David Blankenhorn, one of only two witnesses supporters of Proposition 8 actually called upon to defend California's voter-approved ban on gay marriage recognition, announced he has switched sides. He explained his new attitude Friday in a New York Times commentary:
For me, the most important is the equal dignity of homosexual love. I don't believe that opposite-sex and same-sex relationships are the same, but I do believe, with growing numbers of Americans, that the time for denigrating or stigmatizing same-sex relationships is over. Whatever one's definition of marriage, legally recognizing gay and lesbian couples and their children is a victory for basic fairness.

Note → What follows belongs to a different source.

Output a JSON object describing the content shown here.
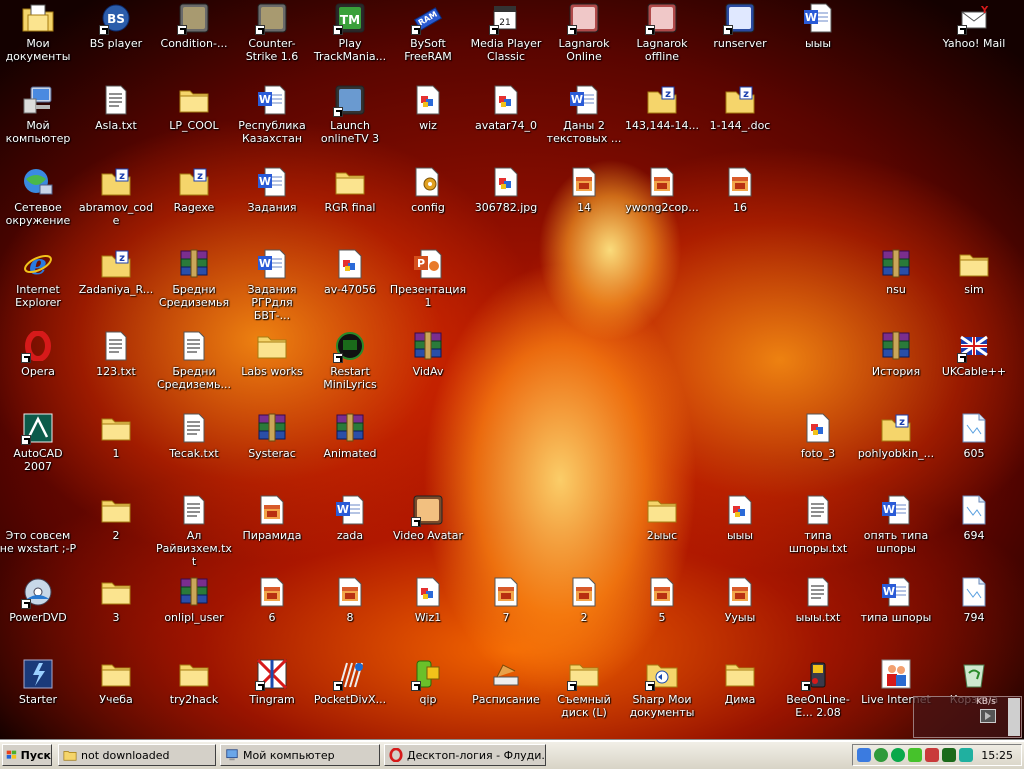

Another good thing is comity. Surely we must live together with some degree of mutual acceptance, even if doing so involves compromise. Sticking to one's position no matter what can be a virtue. But bending the knee a bit, in the name of comity, is not always the same as weakness. As I look at what our society needs most today, I have no stomach for what we often too glibly call "culture wars." Especially on this issue, I'm more interested in conciliation than in further fighting.
A third good thing is respect for an emerging consensus. The population as a whole remains deeply divided, but most of our national elites, as well as most younger Americans, favor gay marriage. This emerging consensus may be wrong on the merits. But surely it matters.
Blankenhorn's reversal probably actually isn't much of a surprise to close followers of the Proposition 8 trial. Blankenhorn's claim to fame during the trial was essentially conceding that recognizing gay marriage could help stabilize same-sex families and improve the welfare of children in same-sex families. Mostly, he served as a self-described "transmitter" of research by other scholars on same-sex marriage who did not testify.
In other news as the battle for the gay marriage recognition marches its inevitable but fabulous (happy Pride month!) route to the Supreme Court, House Republicans have announced they will ask justices to rule on the constitutionality of the Defense of Marriage Act.